Sixty-seven pre-war Aston Martins gathered from across Europe to celebrate pre-war Aston Martin specialist and parts manufacturer Ecurie Bertelli’s 40th anniversary last month.
Sixty-seven pre-war Aston Martins gathered from across Europe to celebrate pre-war Aston Martin specialist and parts manufacturer Ecurie Bertelli’s 40th anniversary last month at the company’s headquarters in Olney, England.
The event featured a drive from the headquarters to the Claydon estate near Buckingham.
“We wanted to do something special to celebrate our 40th year,” said Robert Blakemore, Ecurie Bertelli managing director, adding that the gathering “shows the appetite for using and enjoying pre-war Aston Martins is still very much alive and well.”

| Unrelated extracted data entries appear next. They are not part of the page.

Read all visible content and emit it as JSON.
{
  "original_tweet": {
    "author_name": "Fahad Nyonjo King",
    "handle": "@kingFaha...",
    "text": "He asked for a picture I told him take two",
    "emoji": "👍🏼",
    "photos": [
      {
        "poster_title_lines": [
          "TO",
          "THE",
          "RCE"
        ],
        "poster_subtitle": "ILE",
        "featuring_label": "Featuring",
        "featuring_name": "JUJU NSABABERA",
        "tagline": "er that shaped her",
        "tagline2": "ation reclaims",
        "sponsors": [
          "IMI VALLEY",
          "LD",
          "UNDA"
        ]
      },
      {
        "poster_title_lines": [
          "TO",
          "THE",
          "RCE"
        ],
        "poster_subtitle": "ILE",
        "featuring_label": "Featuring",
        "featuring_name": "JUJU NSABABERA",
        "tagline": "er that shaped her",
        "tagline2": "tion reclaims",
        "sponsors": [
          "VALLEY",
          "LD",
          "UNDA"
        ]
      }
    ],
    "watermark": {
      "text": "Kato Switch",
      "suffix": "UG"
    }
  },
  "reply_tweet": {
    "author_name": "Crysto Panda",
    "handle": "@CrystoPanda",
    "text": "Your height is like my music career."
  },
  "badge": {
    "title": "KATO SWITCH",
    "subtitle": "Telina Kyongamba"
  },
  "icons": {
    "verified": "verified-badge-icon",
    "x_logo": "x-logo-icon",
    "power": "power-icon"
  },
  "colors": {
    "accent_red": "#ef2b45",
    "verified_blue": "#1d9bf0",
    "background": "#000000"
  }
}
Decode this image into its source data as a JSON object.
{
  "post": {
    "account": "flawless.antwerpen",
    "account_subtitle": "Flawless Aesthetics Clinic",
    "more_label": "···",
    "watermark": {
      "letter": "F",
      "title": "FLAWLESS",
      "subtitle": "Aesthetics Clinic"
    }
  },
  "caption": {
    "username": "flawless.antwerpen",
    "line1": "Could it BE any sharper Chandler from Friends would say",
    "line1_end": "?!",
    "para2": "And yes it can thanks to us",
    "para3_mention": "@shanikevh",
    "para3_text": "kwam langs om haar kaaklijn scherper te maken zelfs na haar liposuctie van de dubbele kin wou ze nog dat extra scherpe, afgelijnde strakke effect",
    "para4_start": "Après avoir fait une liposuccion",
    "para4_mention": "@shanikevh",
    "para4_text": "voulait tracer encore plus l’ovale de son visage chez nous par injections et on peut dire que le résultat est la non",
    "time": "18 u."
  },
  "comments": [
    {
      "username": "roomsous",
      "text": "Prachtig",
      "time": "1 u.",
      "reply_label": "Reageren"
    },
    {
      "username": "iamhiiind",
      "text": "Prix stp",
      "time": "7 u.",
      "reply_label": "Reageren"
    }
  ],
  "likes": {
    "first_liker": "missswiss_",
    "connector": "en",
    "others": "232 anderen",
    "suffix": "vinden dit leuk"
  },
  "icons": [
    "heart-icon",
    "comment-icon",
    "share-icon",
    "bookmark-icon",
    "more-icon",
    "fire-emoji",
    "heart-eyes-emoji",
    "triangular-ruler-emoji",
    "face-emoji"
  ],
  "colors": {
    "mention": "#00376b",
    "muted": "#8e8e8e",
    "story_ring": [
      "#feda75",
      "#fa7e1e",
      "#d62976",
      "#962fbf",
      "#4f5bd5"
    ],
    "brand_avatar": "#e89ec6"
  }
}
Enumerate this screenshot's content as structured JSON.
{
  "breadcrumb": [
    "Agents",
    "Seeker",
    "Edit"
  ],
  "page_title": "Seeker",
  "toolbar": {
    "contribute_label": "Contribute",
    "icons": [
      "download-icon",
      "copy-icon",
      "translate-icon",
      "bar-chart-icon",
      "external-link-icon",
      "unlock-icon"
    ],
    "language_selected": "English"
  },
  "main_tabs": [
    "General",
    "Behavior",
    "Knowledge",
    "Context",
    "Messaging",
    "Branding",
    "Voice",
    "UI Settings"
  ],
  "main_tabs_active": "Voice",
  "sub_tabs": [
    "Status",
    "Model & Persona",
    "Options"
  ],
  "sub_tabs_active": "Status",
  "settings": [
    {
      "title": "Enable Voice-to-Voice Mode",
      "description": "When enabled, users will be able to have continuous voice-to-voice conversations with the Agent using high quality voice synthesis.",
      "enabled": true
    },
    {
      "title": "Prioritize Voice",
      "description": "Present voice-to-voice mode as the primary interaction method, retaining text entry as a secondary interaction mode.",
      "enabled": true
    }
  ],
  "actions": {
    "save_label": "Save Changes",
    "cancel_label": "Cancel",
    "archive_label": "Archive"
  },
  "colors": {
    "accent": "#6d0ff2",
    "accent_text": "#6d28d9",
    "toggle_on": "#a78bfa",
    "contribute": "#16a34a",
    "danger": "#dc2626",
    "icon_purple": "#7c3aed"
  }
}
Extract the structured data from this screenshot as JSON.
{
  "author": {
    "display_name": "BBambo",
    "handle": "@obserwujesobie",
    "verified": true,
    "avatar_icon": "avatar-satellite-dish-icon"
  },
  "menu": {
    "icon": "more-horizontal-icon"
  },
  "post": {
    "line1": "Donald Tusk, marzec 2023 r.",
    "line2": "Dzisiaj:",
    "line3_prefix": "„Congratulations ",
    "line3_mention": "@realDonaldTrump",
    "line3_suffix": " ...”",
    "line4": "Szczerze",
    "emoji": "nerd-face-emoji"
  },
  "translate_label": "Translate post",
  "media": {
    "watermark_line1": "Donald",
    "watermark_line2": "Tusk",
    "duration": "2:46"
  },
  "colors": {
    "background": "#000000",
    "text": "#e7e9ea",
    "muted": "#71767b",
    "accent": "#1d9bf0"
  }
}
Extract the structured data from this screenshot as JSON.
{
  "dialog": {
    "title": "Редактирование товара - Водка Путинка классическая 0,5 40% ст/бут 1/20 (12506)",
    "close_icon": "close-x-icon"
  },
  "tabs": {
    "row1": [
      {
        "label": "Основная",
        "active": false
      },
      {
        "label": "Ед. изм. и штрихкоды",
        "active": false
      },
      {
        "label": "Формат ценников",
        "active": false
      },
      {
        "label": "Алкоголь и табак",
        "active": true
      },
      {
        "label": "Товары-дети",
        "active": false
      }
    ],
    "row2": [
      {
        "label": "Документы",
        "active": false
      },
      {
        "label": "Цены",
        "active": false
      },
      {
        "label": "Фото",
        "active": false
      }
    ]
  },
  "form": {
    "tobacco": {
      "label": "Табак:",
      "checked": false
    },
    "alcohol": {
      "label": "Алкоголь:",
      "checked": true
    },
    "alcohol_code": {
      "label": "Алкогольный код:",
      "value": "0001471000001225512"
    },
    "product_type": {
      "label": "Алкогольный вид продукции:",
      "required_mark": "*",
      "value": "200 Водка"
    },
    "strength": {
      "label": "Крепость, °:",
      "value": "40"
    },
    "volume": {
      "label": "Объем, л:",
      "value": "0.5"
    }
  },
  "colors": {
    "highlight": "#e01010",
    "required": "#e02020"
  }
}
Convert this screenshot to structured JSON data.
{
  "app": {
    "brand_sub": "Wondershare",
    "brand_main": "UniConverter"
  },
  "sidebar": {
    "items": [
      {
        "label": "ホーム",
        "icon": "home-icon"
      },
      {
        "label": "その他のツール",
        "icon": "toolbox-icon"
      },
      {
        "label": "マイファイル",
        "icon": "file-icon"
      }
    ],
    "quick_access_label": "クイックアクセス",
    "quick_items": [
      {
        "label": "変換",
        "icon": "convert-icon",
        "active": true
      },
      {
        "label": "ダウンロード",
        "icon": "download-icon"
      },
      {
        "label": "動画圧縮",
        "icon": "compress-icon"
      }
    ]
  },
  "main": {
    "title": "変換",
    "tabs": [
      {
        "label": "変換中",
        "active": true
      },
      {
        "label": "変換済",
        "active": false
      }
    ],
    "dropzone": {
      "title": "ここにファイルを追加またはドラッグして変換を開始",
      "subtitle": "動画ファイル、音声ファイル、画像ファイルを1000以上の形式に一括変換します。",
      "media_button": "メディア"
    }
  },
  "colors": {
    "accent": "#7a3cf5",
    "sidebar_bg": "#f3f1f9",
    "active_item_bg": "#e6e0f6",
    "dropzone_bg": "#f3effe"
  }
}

Among the cars participating was the oldest surviving Aston Martin, a 1921 A3; the Razor Blade, a single-seater team car built in 1923 that held records including fastest standing-start mile and kilometer with speeds of 74.12 mph and 66.54 mph; a 1923 Cloverleaf, thought to be the fifth-oldest Aston Martin in existence and known to have finished second place in the Aston Clinton Hill climb 92 years ago; and the Buzzbox, known to be the only car produced with this name and the only ‘10/20’ Enfield Allday chassis known to exist.
“We do all that we can to keep history alive,” Blakemore said, “these cars were individually built and were designed to be used, not to gather dust in a garage or museum.”
Ecurie Bertelli utilizes a collection of original drawings to create parts that meet the cars original specifications and keep them on the road. They also offer race team support for owners who wish to race.